High school was too short for me to do everything. And maybe life is just too short to do everything. I want to learn gymnastics but I can’t be that flexible as I get older. Even as I watch my fellow speakers and debaters win awards for being accomplished, I realize that my time to be a part of this team is running out too.

I can’t help but feel like time is falling from my hands like sand and I’m not getting better or going anywhere.

But…that’s just life. If I don’t make the choices, life makes them for me. The truth is that everyone feels like this too.

Those girls who taught me the cartwheel don’t know what it feels like to be a debater. They aren’t me. My fellow debaters didn’t join a club to end stigma. That was me. My friends who didn’t quit field hockey don’t know how to oil paint. But I do.

when I see someone who’s confident and extroverted and I imagine how nice and easy it must be to be that way.

I wonder too, whether my personality truly prevents me from waving to strangers in their cars on my walk home, or whether it’s just me who has convinced myself that my personality is so. I’m a shy extrovert. It sounds so easy that I should just be able to talk to people if I cared enough to, but I don’t. Maybe I’m missing out by thinking that people are scarier than they really are.

At times like these, however, I always think back to the reasons I made the choices that I made.

I wish I could be someone else for a while.

And I realize, through it all, that I don’t.

I don’t wish I could be someone else. I wish I could be the version of myself that tried something different.

The version of me who didn’t give up on softball, the version who became a cheerleader, the version who became a research assistant. The version who never became shy, but was simply an outgoing extrovert.

I want to do everything. But I am so immobilized by what I already have to do that it is too exhausting to even look at a bucket list of all of the things I want to do in life.

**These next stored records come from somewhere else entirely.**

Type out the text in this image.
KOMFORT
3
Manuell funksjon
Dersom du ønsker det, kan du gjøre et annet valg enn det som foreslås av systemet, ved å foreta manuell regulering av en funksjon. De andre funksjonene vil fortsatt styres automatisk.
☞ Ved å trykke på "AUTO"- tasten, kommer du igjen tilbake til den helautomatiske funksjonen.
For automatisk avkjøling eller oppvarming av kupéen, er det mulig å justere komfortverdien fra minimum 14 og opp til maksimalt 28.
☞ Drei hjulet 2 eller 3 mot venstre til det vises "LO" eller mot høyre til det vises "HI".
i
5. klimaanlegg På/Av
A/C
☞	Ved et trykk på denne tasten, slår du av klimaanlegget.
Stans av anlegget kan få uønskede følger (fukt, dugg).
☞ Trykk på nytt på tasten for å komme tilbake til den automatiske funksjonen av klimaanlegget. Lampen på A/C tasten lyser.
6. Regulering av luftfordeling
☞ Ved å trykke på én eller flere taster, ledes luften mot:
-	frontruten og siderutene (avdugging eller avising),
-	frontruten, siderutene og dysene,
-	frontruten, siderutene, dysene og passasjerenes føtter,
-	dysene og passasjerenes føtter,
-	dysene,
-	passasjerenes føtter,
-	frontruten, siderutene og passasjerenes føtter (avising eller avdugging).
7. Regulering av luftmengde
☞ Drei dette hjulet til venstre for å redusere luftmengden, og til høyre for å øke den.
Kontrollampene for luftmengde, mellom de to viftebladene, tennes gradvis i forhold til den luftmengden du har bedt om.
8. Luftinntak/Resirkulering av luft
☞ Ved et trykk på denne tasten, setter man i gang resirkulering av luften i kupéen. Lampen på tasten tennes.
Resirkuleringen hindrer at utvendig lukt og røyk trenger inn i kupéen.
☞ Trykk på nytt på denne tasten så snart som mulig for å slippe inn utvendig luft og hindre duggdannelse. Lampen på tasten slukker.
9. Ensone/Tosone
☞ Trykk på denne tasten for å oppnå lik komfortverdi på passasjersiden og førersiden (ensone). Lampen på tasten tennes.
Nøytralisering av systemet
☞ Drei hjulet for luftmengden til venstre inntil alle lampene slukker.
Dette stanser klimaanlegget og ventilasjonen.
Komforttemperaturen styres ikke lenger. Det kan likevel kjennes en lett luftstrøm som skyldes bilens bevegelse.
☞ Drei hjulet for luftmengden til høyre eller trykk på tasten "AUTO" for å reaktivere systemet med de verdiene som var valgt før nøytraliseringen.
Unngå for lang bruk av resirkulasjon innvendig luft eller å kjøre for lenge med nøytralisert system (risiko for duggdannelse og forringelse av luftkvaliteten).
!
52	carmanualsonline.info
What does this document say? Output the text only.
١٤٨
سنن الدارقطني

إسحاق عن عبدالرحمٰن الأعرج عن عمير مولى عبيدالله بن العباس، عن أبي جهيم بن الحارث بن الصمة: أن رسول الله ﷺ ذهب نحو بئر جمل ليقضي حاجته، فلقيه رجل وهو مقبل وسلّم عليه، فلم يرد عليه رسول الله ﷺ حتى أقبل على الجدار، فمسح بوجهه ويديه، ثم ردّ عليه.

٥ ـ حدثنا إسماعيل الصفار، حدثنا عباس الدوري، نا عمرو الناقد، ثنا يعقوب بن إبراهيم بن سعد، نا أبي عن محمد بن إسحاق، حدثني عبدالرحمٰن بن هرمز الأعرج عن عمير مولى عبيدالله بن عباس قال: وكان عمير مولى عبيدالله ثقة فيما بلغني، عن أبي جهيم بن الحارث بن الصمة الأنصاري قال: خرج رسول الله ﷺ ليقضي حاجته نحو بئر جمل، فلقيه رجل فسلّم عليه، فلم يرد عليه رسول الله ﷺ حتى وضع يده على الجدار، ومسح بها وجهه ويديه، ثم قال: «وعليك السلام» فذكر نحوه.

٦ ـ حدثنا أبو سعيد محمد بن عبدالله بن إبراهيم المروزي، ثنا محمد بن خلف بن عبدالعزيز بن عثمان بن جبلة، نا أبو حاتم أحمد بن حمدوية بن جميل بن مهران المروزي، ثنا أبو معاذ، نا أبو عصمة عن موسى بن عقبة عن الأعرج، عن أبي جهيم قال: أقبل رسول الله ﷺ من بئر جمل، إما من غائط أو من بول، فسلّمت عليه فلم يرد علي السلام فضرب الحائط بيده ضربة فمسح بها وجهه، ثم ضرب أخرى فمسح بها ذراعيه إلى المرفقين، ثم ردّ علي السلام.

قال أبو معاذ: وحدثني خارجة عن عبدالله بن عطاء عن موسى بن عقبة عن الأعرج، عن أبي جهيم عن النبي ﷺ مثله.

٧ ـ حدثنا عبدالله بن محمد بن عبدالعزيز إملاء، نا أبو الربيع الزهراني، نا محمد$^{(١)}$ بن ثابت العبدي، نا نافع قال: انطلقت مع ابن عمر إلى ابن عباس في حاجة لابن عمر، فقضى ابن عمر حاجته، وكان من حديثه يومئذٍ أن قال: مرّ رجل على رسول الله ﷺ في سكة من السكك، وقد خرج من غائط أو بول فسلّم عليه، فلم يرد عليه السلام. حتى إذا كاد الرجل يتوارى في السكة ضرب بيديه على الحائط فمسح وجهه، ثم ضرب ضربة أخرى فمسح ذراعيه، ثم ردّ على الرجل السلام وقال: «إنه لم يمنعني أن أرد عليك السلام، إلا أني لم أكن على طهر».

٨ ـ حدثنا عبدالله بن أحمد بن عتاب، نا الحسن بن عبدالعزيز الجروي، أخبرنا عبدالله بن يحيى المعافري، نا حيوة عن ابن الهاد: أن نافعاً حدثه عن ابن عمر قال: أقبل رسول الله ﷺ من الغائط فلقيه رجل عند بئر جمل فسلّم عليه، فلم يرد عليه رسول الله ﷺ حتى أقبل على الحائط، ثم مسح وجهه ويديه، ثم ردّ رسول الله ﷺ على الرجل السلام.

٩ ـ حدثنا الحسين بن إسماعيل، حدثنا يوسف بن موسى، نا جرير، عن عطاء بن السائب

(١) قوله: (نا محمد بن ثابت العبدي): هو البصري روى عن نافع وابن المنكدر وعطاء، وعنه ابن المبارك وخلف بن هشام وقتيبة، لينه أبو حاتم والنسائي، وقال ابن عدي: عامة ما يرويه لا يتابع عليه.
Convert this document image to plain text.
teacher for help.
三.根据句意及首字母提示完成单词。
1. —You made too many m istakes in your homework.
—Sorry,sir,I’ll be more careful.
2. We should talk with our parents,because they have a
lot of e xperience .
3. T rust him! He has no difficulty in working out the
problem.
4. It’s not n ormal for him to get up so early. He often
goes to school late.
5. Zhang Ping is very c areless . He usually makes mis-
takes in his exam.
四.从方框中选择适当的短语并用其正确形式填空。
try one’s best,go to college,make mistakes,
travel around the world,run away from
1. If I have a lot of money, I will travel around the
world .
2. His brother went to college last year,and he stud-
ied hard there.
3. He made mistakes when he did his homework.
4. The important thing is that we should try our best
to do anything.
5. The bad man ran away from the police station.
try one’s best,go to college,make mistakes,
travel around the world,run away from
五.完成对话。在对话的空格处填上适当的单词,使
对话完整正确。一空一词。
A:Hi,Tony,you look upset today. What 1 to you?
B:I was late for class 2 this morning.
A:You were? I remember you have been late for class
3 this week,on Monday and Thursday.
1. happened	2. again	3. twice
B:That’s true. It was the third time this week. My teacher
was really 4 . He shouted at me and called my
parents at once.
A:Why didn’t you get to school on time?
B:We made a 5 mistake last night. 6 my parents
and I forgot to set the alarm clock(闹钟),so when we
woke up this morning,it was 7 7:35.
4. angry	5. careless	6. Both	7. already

I want to design a clothing line or write a novel,

To make YouTube videos about public policy

Or learn to dance to “Galaxias,”

but god,

I want to sleep first…

I want to stop beating myself up for not trying everything or for giving up at times because it’s not easy. It’s so easy to forget how little sleep I got last year or how little sleep I got last week. It’s so easy to think that I should’ve done more, because it’s so easy to see everything that I didn’t get instead of what I did get.

It’s a greed, in a way — a healthy one. Yet, it can also be destructive. If I forget to look at what I did accomplish in these four short years, and I forget about the important reasons why I chose the things I chose… If I forget how damn hard it is to wave to drivers on my way home from school. Then I really have no respect for all of the hard work I did and all that I did end up accomplishing. I’d have no respect for the person I created, which is a damn good person considering how hard it is to simply be.

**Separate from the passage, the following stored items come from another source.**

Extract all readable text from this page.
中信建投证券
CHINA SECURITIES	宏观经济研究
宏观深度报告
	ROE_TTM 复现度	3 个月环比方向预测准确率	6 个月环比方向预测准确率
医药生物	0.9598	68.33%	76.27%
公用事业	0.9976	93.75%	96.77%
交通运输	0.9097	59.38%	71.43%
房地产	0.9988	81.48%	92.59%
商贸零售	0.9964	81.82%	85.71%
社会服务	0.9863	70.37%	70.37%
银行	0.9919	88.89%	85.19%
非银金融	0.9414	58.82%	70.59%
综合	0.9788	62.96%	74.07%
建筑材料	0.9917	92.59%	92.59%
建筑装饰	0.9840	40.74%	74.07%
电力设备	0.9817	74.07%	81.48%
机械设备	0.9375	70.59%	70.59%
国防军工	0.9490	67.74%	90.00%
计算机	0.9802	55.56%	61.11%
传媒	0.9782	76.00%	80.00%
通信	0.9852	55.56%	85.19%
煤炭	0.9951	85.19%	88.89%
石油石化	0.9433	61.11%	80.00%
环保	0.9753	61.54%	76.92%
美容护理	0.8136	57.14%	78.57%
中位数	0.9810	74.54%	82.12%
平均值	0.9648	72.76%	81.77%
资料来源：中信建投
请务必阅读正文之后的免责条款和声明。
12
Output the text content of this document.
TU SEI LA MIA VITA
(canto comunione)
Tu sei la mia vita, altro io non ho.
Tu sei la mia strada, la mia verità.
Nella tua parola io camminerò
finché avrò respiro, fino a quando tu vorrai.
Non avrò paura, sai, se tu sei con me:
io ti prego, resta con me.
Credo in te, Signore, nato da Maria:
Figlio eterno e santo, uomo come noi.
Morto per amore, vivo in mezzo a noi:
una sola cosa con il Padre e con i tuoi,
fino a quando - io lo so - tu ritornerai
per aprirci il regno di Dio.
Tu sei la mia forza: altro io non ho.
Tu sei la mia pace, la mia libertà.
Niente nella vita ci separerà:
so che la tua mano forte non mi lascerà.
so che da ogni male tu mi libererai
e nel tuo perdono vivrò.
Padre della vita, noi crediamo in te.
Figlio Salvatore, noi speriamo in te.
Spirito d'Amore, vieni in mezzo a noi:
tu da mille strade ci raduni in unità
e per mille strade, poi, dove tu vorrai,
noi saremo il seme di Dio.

I won’t ever be these other people, but I really don’t want to be. They won’t ever value the things I value, not in the same way. I’m shy because I’m self-reflective and care what people think. I chose to sleep instead of finish those last 6 problems on my math homework, because I was getting sick. I chose my struggles, and I’m going to live them out.

It’s hard, but I can afford to give myself a little more self respect.